By: Kirsty Laschinger

IT'S SAID THAT it's not over 'til the fat lady sings. However, analysts and investors are increasingly asking whether the consumer boom is over. Statistics SA's recent release of July retail sales showed a significant slowing in the overall real growth rate to 3,2%. That - of more concern - came in well below analysts' expectations of 6%.

But Keith Brouze, CEO of Busby, says that the figures don't accurately reflect the reality on the ground. He says that accessory sales, which are a strong indicator of how large retailers are faring, are growing at just slightly lower rates than last year. Recent updates of Foschini and Truworths' results show that the industry is still growing well.

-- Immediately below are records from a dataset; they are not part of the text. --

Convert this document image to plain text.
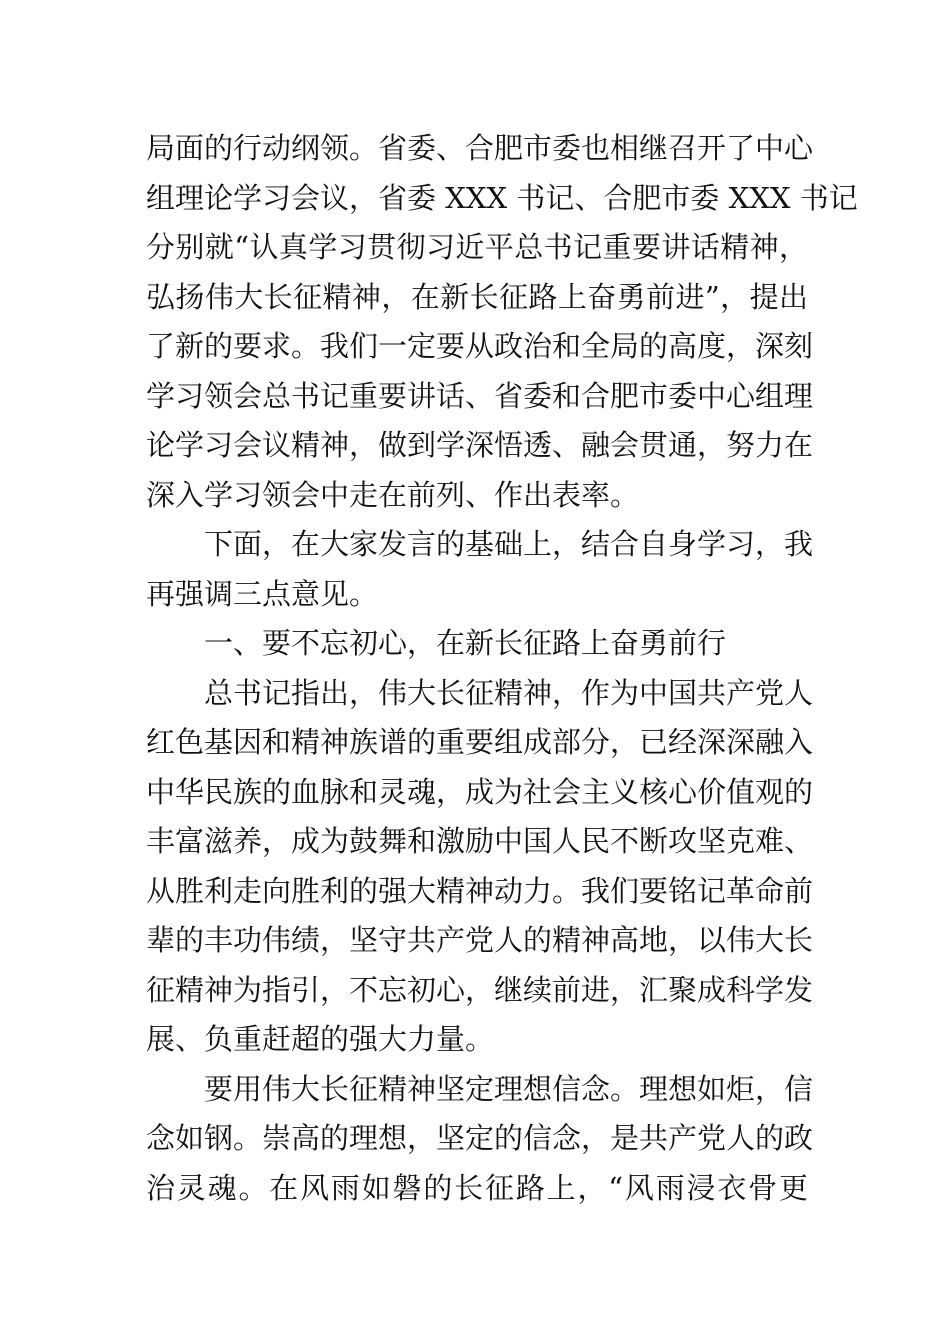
局面的行动纲领。省委、合肥市委也相继召开了中心
组理论学习会议，省委 XXX 书记、合肥市委 XXX 书记
分别就“认真学习贯彻习近平总书记重要讲话精神，
弘扬伟大长征精神，在新长征路上奋勇前进”，提出
了新的要求。我们一定要从政治和全局的高度，深刻
学习领会总书记重要讲话、省委和合肥市委中心组理
论学习会议精神，做到学深悟透、融会贯通，努力在
深入学习领会中走在前列、作出表率。
下面，在大家发言的基础上，结合自身学习，我
再强调三点意见。
一、要不忘初心，在新长征路上奋勇前行
总书记指出，伟大长征精神，作为中国共产党人
红色基因和精神族谱的重要组成部分，已经深深融入
中华民族的血脉和灵魂，成为社会主义核心价值观的
丰富滋养，成为鼓舞和激励中国人民不断攻坚克难、
从胜利走向胜利的强大精神动力。我们要铭记革命前
辈的丰功伟绩，坚守共产党人的精神高地，以伟大长
征精神为指引，不忘初心，继续前进，汇聚成科学发
展、负重赶超的强大力量。
要用伟大长征精神坚定理想信念。理想如炬，信
念如钢。崇高的理想，坚定的信念，是共产党人的政
治灵魂。在风雨如磐的长征路上，“风雨浸衣骨更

There's anecdotal evidence to support Brouze's view. Liberty Properties' Melville Urdang says that property companies measure retail performance in two ways: from the turnovers presented and the demand for retail space. Tellingly, demand from the major retail groups for increased space remains firm, for both new stores as well as increased footprint in existing stores.

Urdang says that demand remains broad-based and he believes it unlikely that all retailers would continue to expand if they believed growth was about to implode.

Urdang adds that one key driver for the demand for new space in suburban shopping centres by SA's major retail outlets has been the densification of housing. New stores are needed to service far larger populations in specific geographic areas than was the case in the past.

However, Nedbank Securities retail analyst Syd Vianello says that consumer spending faces a number of strong headwinds as we move towards next year. The first and most obvious is the possibility that rising interest rates will eat into the disposable income of SA's average consumer and reduce his/her spending power.

But there are other threats, such as tax changes and higher medical costs. Vianello says that the new tax regime, which will tax company car benefits, will be detrimental to the upper and middle classes.

Medical cost inflation will also rise, as manufacturers now have a window to increase prices following the introduction of medicine pricing regulations last year.

But there's a school of thought that suggests that Government's revenue overrun this year will be so large that we could expect a massive cut in basic taxes next year - which may offset all of the above.